VPS53 mutations cause progressive cerebello-cerebral atrophy type 2 (PCCA2)
- Miora Feinstein1,
- Hagit Flusser2,
- Tally Lerman-Sagie3,
- Bruria Ben-Zeev4,
- Dorit Lev3,
- Orly Agamy1,
- Idan Cohen1,
- Rotem Kadir1,
- Sara Sivan1,
- Esther Leshinsky-Silver3,
- Barak Markus1,
- Ohad S Birk1,5
- 1Morris Kahn Laboratory of Human Genetics at the National Institute of Biotechnology in the Negev and Faculty of Health Sciences, Ben Gurion University, Beer Sheva, Israel
- 2Zussman Child Development Center, Soroka Medical Center, Faculty of Health Sciences, Ben Gurion University of the Negev, Beer Sheva, Israel
- 3Pediatric Neurology Unit, Institute of Medical Genetics, Wolfson Medical Center, Holon, Israel
- 4Pediatric Neurology Unit, Sheba Medical Center, Ramat-Gan, Israel
- 5Genetics Institute, Soroka Medical Center, Ben-Gurion University of the Negev, Beer Sheva, Israel
- Correspondence to Dr Ohad S Birk, Genetics Institute, Soroka Medical Center, Beer-Sheva 84101, Israel;
- Received 23 May 2013
- Revised 6 January 2014
- Accepted 3 February 2014
- Published Online First 27 February 2014
Background Progressive cerebello-cerebral atrophy (PCCA) leading to profound mental retardation, progressive microcephaly, spasticity and early onset epilepsy, was diagnosed in four non-consanguineous apparently unrelated families of Jewish Moroccan ancestry. Common founder mutation(s) were assumed.
Methods Genome-wide linkage analysis and whole exome sequencing were done, followed by realtime PCR and immunofluorescent microscopy.

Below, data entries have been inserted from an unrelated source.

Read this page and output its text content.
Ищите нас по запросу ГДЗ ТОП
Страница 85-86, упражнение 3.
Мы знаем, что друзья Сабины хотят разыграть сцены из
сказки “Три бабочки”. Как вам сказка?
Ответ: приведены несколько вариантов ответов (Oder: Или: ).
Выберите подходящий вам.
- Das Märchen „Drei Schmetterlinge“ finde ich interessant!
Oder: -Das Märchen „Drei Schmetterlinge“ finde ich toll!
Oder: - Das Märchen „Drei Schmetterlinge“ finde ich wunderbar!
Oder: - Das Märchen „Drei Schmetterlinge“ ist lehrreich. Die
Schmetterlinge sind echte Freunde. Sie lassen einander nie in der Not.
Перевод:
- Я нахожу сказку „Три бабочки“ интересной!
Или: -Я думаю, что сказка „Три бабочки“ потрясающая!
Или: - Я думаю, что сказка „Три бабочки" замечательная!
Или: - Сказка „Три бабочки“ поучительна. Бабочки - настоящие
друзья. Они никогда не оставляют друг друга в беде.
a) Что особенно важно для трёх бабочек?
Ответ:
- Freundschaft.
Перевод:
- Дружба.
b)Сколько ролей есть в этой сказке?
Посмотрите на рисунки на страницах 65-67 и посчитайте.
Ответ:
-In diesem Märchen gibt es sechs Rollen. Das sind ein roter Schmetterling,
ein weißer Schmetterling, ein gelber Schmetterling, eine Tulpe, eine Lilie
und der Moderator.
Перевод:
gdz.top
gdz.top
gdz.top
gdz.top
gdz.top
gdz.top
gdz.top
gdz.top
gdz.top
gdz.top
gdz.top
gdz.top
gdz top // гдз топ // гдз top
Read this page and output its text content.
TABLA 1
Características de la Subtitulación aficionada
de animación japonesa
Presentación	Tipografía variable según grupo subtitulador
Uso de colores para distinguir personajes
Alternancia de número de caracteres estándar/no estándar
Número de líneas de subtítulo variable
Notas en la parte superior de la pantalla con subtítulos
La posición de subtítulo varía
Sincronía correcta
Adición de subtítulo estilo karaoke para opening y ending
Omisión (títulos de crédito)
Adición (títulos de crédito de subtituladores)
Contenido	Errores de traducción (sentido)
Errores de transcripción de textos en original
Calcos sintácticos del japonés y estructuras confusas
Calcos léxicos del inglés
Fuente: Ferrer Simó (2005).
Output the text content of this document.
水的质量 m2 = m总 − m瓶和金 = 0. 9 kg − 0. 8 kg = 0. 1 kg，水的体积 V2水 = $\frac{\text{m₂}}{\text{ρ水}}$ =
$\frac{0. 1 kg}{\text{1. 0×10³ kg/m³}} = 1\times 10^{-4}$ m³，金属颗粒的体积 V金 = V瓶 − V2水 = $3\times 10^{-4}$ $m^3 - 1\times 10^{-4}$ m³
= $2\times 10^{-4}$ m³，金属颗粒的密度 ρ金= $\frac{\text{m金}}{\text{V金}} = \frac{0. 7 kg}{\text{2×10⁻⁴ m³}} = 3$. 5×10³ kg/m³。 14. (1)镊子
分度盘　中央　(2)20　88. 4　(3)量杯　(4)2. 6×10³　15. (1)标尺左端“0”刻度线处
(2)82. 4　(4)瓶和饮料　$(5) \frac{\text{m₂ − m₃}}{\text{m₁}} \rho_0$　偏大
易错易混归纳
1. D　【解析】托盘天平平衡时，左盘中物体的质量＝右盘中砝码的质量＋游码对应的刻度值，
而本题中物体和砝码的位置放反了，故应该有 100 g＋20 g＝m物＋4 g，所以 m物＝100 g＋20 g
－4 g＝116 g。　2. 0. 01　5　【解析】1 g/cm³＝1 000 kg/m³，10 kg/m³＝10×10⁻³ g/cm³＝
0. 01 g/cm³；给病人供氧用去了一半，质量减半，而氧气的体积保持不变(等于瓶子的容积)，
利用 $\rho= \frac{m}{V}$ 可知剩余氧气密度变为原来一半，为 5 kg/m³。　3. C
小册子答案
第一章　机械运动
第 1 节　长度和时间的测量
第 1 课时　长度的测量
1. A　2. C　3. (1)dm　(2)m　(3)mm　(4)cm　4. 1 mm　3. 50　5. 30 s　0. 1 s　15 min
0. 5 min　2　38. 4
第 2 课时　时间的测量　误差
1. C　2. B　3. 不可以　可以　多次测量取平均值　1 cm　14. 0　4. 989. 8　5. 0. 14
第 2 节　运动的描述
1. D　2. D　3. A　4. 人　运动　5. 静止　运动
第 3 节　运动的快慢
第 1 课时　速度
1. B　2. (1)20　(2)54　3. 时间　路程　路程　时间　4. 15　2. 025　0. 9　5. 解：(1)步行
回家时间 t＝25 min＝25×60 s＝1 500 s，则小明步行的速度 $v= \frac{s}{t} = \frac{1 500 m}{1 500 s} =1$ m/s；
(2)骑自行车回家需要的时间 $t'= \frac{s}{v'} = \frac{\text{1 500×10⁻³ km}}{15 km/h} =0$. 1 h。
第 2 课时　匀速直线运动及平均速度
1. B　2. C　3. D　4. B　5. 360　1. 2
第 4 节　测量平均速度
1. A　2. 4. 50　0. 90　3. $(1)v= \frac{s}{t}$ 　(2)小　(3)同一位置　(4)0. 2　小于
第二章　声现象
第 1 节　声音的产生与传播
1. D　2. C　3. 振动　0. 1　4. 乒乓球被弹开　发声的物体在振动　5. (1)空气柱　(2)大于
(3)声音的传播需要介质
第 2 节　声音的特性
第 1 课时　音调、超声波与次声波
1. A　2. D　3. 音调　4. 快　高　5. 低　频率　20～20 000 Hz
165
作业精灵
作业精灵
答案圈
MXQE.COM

Results Genome-wide linkage analysis mapped the disease-associated gene to 0.5 Mb on chromosome 17p13.3. Whole exome sequencing identified only two mutations within this locus, which were common to the affected individuals: compound heterozygous mutations in VPS53, segregating as expected for autosomal recessive heredity within all four families, and common in Moroccan Jews (∼1:37 carrier rate). The Golgi-associated retrograde protein (GARP) complex is involved in the retrograde pathway recycling endocytic vesicles to Golgi; c.2084A>G and c.1556+5G>A VPS53 founder mutations are predicted to affect the C-terminal domain of VPS53, known to be critical to its role as part of this complex. Immunofluorescent microscopy demonstrated swollen and abnormally numerous CD63 positive vesicular bodies, likely intermediate recycling/late endosomes, in fibroblasts of affected individuals.
Conclusions Autosomal recessive PCCA type 2 is caused by VPS53 mutations.